The study found that Mahāvedallasutta was collected and compiled by Dhammasanggāhaka Thera. It is a verse appeared in the Majjhimanikāya (Collection of Middle-length Discourses). The main teachings in this Sutta stated that wisdom and consciousness are mixed and not separated from each other. While wisdom is for development, consciousness is for awareness. The other three: feelings, perception and consciousness although are named differently but cannot be separated too. That is, when feelings acknowledge something perception recognizes it and when perception acknowledges something consciousness recognizes it. This is why the three cannot be separated. In Right Understanding, it has deliverance from suffering through will-power as a result and the deliverance from suffering gains benefit from wisdom.
The Four Foundations of Mindfulness’s insight meditation practice possess 4 methods, namely, (1) Samathapubbankabhāvana (to practice Vipassanabhāvana under the lead of Samathabhāvana), (2) Vipassanapubbankabhāvana (to practice Samathabhāvana under the lead of Vipassanabhāvana), (3) Samathavipassana-yukkaṇūṭṭabhāvana (to practice Samathabhāvana alongside with Vipassanabhāvana) and (4) Dhammuṭajjvigahitamānāsa (practitioners contemplate the impermanence of the things). In short, this can be explained that there are two ways to practice: the Vipassana leading Samatha and the Samatha leading Vipassana. In any methods used, practitioners would have to take to awareness until his wisdom arises. All the methods lead to extinction of sufferings.

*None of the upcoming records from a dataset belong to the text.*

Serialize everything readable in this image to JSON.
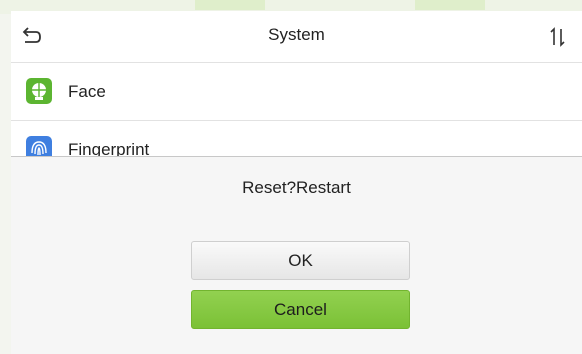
{
  "header": {
    "title": "System",
    "back_icon": "back-arrow-icon",
    "sort_icon": "sort-icon"
  },
  "menu": {
    "items": [
      {
        "label": "Face",
        "icon": "face-icon",
        "color": "#5cb531"
      },
      {
        "label": "Fingerprint",
        "icon": "fingerprint-icon",
        "color": "#3f7fe0"
      }
    ]
  },
  "dialog": {
    "title": "Reset?Restart",
    "ok_label": "OK",
    "cancel_label": "Cancel"
  },
  "colors": {
    "accent_green": "#84c63e",
    "dialog_background": "#f6f6f6"
  }
}
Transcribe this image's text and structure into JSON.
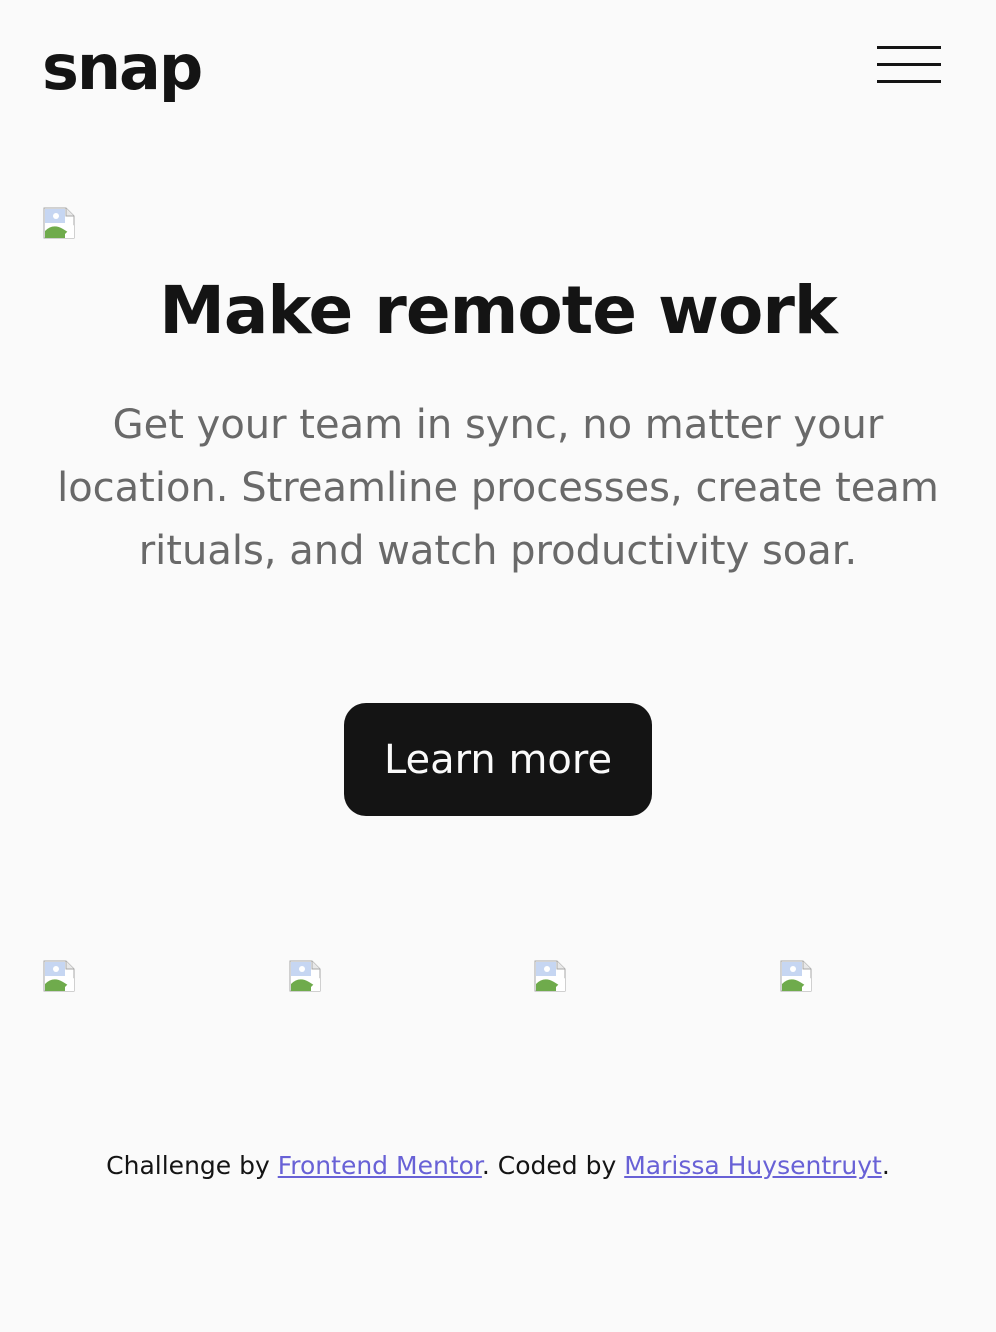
{
  "header": {
    "logo": "snap",
    "menu_icon": "hamburger-menu-icon"
  },
  "hero": {
    "image_icon": "broken-image-icon",
    "headline": "Make remote work",
    "subtext": "Get your team in sync, no matter your location. Streamline processes, create team rituals, and watch productivity soar.",
    "cta_label": "Learn more"
  },
  "clients": {
    "logos": [
      "broken-image-icon",
      "broken-image-icon",
      "broken-image-icon",
      "broken-image-icon"
    ]
  },
  "footer": {
    "prefix": "Challenge by ",
    "link1": "Frontend Mentor",
    "middle": ". Coded by ",
    "link2": "Marissa Huysentruyt",
    "suffix": ".",
    "link_color": "#6861d6"
  },
  "colors": {
    "background": "#fafafa",
    "text_dark": "#141414",
    "text_gray": "#696969",
    "button_bg": "#141414",
    "button_text": "#fafafa"
  }
}
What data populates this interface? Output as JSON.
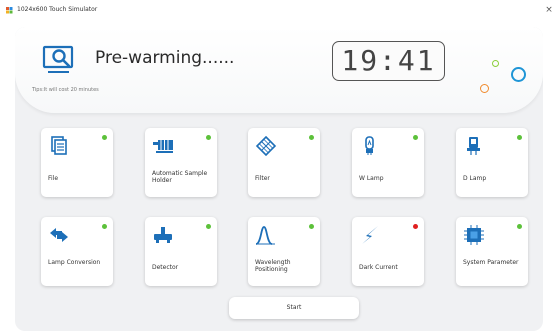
{
  "window": {
    "title": "1024x600 Touch Simulator",
    "close_label": "×"
  },
  "status": {
    "text": "Pre-warming......",
    "tip": "Tips:It will cost 20 minutes",
    "time": "19:41"
  },
  "colors": {
    "accent": "#1d6fb8",
    "ok": "#5cc13a",
    "error": "#e02020",
    "deco_green": "#8ccf3a",
    "deco_orange": "#f08a2c",
    "deco_blue": "#1f95d6"
  },
  "tiles": [
    {
      "label": "File",
      "icon": "file-icon",
      "status": "ok"
    },
    {
      "label": "Automatic Sample Holder",
      "icon": "sample-holder-icon",
      "status": "ok"
    },
    {
      "label": "Filter",
      "icon": "filter-icon",
      "status": "ok"
    },
    {
      "label": "W Lamp",
      "icon": "w-lamp-icon",
      "status": "ok"
    },
    {
      "label": "D Lamp",
      "icon": "d-lamp-icon",
      "status": "ok"
    },
    {
      "label": "Lamp Conversion",
      "icon": "lamp-conversion-icon",
      "status": "ok"
    },
    {
      "label": "Detector",
      "icon": "detector-icon",
      "status": "ok"
    },
    {
      "label": "Wavelength Positioning",
      "icon": "wavelength-icon",
      "status": "ok"
    },
    {
      "label": "Dark Current",
      "icon": "dark-current-icon",
      "status": "error"
    },
    {
      "label": "System Parameter",
      "icon": "system-parameter-icon",
      "status": "ok"
    }
  ],
  "start": {
    "label": "Start"
  }
}
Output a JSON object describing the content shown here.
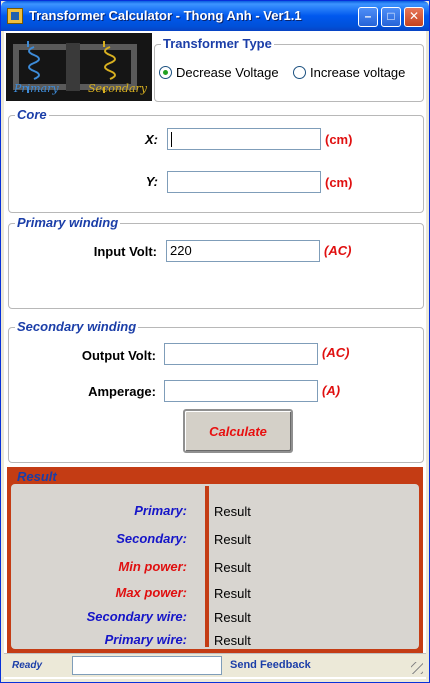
{
  "window": {
    "title": "Transformer Calculator - Thong Anh - Ver1.1",
    "minimize_glyph": "–",
    "maximize_glyph": "□",
    "close_glyph": "✕"
  },
  "banner": {
    "primary_label": "Primary",
    "secondary_label": "Secondary"
  },
  "transformer_type": {
    "legend": "Transformer Type",
    "options": [
      {
        "label": "Decrease Voltage",
        "selected": true
      },
      {
        "label": "Increase voltage",
        "selected": false
      }
    ]
  },
  "core": {
    "legend": "Core",
    "x_label": "X:",
    "x_value": "",
    "x_unit": "(cm)",
    "y_label": "Y:",
    "y_value": "",
    "y_unit": "(cm)"
  },
  "primary_winding": {
    "legend": "Primary winding",
    "input_volt_label": "Input Volt:",
    "input_volt_value": "220",
    "input_volt_unit": "(AC)"
  },
  "secondary_winding": {
    "legend": "Secondary winding",
    "output_volt_label": "Output Volt:",
    "output_volt_value": "",
    "output_volt_unit": "(AC)",
    "amperage_label": "Amperage:",
    "amperage_value": "",
    "amperage_unit": "(A)"
  },
  "calculate_label": "Calculate",
  "result": {
    "legend": "Result",
    "rows": [
      {
        "label": "Primary:",
        "value": "Result"
      },
      {
        "label": "Secondary:",
        "value": "Result"
      },
      {
        "label": "Min power:",
        "value": "Result"
      },
      {
        "label": "Max power:",
        "value": "Result"
      },
      {
        "label": "Secondary wire:",
        "value": "Result"
      },
      {
        "label": "Primary wire:",
        "value": "Result"
      }
    ]
  },
  "status": {
    "ready": "Ready",
    "feedback_link": "Send Feedback"
  },
  "colors": {
    "title_bar": "#0058ee",
    "legend_blue": "#1b3ea8",
    "unit_red": "#e01010",
    "result_frame": "#c43c14",
    "label_blue": "#1515c8"
  }
}
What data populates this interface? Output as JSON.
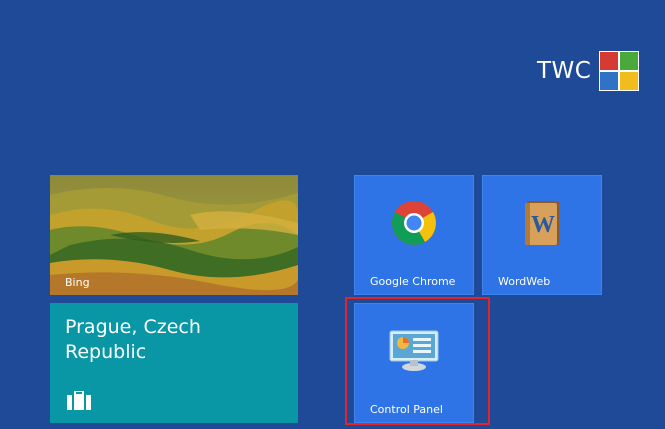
{
  "brand": {
    "text": "TWC"
  },
  "tiles": {
    "bing": {
      "label": "Bing",
      "icon": "wheat-fields-photo"
    },
    "travel": {
      "title": "Prague, Czech Republic",
      "icon": "suitcase-icon"
    },
    "chrome": {
      "label": "Google Chrome",
      "icon": "chrome-icon"
    },
    "wordweb": {
      "label": "WordWeb",
      "icon": "wordweb-book-icon"
    },
    "control_panel": {
      "label": "Control Panel",
      "icon": "control-panel-icon"
    }
  },
  "colors": {
    "background": "#1e4a97",
    "app_tile": "#2e74e6",
    "travel_tile": "#0997a6",
    "highlight": "#e3242b"
  }
}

The study found that the Buddha taught clearly the dhamma related to insight meditation in Mahāvedallasutta. That is, factors give rise to Rūpa, which is then becomes a base for consciousness. Consciousness gives rise to Catasika (mental factors) which then are modified into several characters such as perceptions and feelings. When one consciousness is extinguished there will be new consciousness unbreakably arises. Some of them will perform with wholesomeness and some with unwholesomeness. Thīnamiddha (sloth and torpor) is the dhamma occurring in one’s mind with delusion as its cause. Sloth and torpor occur because of disgusted, bored, laziness, depressed and so on. These are the causes for not progressing in the insight. The dhamma occurring along with sloth and torpor are delusion, greed, anger, covetousness and ignorance.